Continuing influence of Angoda - For nearly hundred years Angoda has been synonymous with lunacy, the insane and the mentally ill. The deeply ingrained pervasive negative impressions of Angoda are slow to disappear in the community and its influence continued to hamper the development of mental health services outside Colombo for a long time. In the mid sixties the efforts of a then young group of psychiatrists led by Professors Rodrigo, Wijesinghe and Dr. Arulampalam resulted in opening up psychiatric facilities in Kandy, Colombo and Jaffna. Since then other psychiatrists established a few more units in major provincial hospitals. However in the following two decades progress has been slow with very low investments in both physical facilities and staffing resulting in many areas of the country being devoid of mental health services. Thus, until recently Angoda was the only option for the seriously ill and the long-term mentally ill.
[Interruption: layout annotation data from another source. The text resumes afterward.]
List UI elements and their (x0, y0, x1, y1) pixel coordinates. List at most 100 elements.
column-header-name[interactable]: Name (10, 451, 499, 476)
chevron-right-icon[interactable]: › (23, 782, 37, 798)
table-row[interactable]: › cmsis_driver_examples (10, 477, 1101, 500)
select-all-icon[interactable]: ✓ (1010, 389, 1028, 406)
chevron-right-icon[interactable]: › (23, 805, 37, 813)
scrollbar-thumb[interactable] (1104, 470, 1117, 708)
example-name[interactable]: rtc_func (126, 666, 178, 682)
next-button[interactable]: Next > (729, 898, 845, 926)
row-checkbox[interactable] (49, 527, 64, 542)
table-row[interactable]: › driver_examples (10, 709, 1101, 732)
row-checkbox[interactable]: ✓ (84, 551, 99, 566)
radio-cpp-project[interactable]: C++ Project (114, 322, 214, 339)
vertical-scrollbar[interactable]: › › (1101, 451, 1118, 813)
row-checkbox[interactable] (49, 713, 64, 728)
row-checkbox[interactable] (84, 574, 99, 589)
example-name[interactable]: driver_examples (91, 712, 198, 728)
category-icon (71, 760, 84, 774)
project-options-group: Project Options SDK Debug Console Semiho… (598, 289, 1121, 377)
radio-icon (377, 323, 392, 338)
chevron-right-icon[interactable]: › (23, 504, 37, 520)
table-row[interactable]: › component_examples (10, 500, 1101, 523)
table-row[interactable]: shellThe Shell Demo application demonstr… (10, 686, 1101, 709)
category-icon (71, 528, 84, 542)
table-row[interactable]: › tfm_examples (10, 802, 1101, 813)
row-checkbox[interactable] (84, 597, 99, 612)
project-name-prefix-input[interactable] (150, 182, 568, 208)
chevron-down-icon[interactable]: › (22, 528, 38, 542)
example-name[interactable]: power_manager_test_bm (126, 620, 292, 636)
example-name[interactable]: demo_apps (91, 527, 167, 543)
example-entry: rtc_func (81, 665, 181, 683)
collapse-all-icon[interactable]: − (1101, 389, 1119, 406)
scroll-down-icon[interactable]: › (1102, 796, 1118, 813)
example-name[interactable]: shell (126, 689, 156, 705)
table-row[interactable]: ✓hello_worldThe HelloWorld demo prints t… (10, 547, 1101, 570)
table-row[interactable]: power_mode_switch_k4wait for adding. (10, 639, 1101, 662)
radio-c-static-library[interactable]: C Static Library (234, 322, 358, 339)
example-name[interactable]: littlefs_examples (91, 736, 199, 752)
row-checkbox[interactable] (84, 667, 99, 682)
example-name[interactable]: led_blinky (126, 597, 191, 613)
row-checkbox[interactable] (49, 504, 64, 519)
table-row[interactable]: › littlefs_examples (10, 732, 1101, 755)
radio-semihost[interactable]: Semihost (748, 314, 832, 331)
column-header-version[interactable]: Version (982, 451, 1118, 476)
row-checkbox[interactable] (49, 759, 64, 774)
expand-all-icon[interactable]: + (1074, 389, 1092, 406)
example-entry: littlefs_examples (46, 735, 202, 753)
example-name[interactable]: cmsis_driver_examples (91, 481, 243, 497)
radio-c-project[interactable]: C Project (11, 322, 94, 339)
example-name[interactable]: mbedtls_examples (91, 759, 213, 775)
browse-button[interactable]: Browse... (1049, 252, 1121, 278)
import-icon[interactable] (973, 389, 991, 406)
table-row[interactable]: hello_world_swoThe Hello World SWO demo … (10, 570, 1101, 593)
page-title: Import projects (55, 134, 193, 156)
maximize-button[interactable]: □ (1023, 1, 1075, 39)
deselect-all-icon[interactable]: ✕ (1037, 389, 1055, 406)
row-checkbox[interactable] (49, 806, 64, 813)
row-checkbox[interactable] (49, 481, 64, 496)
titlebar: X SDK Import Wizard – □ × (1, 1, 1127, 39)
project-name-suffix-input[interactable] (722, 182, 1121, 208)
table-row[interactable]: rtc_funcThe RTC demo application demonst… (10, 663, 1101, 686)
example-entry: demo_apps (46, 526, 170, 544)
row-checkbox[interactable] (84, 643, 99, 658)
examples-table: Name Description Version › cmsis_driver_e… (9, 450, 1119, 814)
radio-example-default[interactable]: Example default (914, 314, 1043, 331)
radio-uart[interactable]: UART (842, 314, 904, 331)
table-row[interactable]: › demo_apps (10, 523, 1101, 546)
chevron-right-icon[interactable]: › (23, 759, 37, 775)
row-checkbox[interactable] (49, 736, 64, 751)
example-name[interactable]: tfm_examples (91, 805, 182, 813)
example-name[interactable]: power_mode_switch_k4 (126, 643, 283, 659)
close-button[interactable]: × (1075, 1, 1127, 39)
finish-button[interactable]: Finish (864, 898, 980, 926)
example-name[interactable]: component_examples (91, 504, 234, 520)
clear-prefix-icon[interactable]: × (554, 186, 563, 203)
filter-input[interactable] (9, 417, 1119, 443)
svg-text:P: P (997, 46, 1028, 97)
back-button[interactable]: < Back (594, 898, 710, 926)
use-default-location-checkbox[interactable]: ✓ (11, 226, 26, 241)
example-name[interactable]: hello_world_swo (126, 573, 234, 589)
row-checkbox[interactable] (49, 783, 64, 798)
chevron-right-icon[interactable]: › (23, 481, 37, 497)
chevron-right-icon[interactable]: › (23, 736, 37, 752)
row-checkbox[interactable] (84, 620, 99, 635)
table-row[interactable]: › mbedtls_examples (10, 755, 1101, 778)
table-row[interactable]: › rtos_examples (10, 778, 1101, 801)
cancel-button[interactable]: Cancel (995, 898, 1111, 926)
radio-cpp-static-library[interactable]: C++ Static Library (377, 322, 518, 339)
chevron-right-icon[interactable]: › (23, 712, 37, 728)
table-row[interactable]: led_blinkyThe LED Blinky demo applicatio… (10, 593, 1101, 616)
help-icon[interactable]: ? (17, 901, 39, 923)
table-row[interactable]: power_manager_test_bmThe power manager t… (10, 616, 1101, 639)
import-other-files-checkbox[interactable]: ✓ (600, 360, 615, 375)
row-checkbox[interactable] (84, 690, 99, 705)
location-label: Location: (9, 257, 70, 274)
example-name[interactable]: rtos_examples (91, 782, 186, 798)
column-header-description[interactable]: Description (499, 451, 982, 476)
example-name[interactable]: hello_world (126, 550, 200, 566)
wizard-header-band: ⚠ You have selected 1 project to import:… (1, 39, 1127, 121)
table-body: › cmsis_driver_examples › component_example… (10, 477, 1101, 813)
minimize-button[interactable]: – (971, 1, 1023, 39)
However nineteen-eighties saw the emergence of a district focused community oriented mental health movement due to the leadership given by a few psychiatrists with a community orientation who have been working in General Hospitals. Since nineteen-nineties successive governments institutionalized the above developments which led to the emergence of the District Mental Health Programme which now has expanded very rapidly, most districts having basic mental health services including residential care.

With the continuing development of district mental health services the need for centralised large institutions providing similar care such as Angoda become redundant. How best can we make use of the buildings at Angoda? Professor Mapother in his report stated, "No reconditioning of the present lunatic asylum at Angoda will ever render it suitable accommodation for any but the chronic type of insane. The housing of such is only part of the much larger problem of providing for various stages and degrees of mental disorder which has to be faced in Ceylon". Now it is up to the government, health authorities and the other agencies such as the UDA to identify how these large colonial buildings at Angoda could be utilised to best realize their potential while developing facilities to provide a modern mental health care at a local level.